Aliás, o conservadorismo da Disney também tem medo de falar explicitamente sobre o racismo contra marrons, mesmo Kamran dizendo que “eles nunca serão aceitos" pelas pessoas e principalmente pela polícia local, e desde a primeira vez que o Controle de Danos apareceu Kamala Khan foi tratada como um ser hostil e perigoso, mesmo quando ela estava ajudando. O tom de sua pele acaba falando primeiro que suas ações. Porém – novamente – a Marvel se afasta do tema e não foca nele, e esse preconceito gritante se torna apenas uma vírgula dentro dessa história.

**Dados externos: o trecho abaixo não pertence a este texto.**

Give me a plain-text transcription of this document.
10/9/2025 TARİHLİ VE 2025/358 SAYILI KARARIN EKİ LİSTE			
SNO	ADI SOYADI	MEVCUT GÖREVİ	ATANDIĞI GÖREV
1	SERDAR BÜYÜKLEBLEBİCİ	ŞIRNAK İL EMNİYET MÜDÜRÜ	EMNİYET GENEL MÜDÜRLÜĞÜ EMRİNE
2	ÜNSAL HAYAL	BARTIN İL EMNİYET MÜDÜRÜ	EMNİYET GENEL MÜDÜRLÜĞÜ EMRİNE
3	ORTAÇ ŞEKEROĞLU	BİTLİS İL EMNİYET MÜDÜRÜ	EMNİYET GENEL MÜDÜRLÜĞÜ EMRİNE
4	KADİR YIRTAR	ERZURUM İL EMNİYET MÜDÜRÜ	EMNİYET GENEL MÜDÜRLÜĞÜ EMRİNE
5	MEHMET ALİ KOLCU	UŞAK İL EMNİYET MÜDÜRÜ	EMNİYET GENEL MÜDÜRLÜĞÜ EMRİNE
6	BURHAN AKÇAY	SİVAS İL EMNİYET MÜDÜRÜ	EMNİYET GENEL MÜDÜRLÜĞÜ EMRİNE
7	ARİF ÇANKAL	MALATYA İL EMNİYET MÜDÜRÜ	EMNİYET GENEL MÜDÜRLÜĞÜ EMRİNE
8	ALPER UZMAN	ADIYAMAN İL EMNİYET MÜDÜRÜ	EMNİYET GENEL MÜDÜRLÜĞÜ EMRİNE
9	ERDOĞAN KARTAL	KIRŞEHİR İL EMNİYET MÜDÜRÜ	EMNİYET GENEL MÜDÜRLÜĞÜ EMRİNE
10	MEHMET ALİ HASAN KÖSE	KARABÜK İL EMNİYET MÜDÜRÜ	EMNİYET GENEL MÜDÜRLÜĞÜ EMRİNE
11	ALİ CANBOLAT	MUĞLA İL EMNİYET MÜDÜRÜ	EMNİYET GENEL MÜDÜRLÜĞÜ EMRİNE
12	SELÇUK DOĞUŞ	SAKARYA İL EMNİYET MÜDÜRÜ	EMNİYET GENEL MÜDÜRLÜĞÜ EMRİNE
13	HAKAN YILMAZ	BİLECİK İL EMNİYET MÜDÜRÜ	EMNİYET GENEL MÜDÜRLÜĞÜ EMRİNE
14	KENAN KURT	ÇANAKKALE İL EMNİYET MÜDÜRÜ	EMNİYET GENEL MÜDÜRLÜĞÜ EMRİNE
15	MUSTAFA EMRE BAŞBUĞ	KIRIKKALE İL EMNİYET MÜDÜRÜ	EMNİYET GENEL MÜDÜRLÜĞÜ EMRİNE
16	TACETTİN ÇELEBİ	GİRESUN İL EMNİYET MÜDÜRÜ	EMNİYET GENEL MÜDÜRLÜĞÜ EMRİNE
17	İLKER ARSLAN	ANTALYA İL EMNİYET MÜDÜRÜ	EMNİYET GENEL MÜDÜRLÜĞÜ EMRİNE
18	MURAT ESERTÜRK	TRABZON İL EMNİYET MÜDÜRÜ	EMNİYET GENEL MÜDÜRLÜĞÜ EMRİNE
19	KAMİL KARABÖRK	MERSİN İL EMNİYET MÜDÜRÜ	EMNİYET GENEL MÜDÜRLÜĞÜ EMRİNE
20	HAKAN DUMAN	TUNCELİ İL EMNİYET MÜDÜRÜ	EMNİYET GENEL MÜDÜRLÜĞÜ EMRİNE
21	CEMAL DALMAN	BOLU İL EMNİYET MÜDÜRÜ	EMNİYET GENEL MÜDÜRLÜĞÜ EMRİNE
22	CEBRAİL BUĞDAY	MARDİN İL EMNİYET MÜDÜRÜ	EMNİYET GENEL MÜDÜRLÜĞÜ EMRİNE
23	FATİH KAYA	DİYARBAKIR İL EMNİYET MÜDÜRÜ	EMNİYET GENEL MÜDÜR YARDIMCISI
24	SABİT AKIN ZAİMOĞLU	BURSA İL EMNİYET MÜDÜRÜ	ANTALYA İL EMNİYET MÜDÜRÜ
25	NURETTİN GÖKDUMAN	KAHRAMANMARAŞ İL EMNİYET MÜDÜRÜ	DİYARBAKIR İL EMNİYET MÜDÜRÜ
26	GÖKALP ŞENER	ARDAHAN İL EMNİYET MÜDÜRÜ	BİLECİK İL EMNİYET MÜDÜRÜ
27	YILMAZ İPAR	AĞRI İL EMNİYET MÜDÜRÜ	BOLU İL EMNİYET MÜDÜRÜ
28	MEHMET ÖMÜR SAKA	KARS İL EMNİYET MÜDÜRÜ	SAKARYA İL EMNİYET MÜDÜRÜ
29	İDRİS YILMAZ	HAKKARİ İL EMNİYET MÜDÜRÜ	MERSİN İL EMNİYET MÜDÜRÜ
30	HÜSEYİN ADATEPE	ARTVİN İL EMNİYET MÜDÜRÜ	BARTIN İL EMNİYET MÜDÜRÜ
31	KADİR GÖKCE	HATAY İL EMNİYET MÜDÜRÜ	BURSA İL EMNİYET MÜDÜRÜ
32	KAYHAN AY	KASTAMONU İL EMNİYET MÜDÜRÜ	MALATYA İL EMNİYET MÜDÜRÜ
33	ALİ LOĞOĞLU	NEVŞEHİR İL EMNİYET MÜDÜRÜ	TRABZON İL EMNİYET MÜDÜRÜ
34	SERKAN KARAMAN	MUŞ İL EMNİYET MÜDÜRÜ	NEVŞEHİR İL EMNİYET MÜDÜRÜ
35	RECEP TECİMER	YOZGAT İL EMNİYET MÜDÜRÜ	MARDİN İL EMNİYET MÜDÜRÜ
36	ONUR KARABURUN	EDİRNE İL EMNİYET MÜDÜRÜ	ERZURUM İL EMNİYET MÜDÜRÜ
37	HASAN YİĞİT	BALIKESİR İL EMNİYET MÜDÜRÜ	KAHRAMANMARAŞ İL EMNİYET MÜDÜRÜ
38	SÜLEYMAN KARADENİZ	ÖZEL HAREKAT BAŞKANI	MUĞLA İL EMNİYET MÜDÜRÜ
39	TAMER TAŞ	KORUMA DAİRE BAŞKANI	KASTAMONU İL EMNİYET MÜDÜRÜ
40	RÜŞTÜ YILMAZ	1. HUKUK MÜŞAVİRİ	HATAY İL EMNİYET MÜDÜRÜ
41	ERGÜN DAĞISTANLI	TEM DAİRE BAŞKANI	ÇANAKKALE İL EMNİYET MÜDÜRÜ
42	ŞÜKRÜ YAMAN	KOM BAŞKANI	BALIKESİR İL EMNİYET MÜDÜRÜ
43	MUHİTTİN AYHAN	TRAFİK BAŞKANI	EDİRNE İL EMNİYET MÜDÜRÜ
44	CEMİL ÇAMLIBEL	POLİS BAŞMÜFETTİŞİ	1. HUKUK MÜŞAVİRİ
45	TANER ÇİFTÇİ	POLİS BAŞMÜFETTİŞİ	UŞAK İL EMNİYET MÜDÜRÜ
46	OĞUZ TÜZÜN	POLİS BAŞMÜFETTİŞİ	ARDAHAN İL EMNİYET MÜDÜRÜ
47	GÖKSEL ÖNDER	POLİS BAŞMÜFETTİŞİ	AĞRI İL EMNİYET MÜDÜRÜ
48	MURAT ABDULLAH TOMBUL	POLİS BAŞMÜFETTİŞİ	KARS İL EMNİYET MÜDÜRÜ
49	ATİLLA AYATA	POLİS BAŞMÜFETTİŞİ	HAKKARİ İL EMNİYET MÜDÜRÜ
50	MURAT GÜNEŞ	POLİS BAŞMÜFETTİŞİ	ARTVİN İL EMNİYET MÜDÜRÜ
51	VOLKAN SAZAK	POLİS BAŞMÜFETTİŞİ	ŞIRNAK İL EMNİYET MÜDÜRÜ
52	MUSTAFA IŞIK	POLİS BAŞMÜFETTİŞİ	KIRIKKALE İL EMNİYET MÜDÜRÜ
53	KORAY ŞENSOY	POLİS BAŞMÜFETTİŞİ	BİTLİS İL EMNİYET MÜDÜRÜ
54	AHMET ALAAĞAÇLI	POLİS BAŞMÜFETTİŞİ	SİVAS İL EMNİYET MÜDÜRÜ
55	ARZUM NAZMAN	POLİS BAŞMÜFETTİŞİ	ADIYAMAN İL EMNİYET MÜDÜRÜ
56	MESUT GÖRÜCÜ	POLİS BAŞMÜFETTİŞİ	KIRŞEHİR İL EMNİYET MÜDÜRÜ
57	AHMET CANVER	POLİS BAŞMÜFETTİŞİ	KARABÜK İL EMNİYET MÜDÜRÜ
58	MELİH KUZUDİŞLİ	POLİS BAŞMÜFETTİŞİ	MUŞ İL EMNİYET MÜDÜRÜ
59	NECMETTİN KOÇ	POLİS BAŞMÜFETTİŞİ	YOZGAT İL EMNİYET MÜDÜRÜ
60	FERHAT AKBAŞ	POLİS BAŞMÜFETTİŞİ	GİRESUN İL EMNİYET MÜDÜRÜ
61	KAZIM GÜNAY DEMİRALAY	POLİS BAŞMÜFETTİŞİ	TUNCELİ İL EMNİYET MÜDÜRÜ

Está mais que claro que o estúdio morre de medo de se adentrar nessas águas, então ao invés de ir fundo no assunto que ele mesmo trouxe a tona o pincela e deixa de lado.
Ms. Marvel bem que se sairia muito melhor se os grandes perigos envolvessem provas da escola ou castigos dos pais, mas infelizmente o lado MCU fala mais alto e não demora para que vilões de conceitos fracos, lutadores extradimensionais, viagem no tempo e sociedades secretas comecem a estragar o belíssimo tom e contexto perfeitamente estabelecido em seu terço inicial. É uma decisão que ainda acarreta em cenas de ação medianas, efeitos visuais de qualidade duvidosa e mudanças de comportamento apressadas em diversos personagens.
Dito tudo isso, o início promissor e a conclusão satisfatória, além claro, da excelente, Iman Vellani, são os pontos altos da série, que termina agridoce, mas com a direção nas mãos certas - por favor, que seja de Adil El Arbi e Bilall Fallah - pode fazer de Kamala Khan o que nem mesmo o Homem-Aranha conseguiu no MCU: uma conexão com o público jovem, sem perder a atenção dos mais velhos.
Ms. Marvel estará de volta em "As Marvels", mas somente em julho de 2023, nos cinemas.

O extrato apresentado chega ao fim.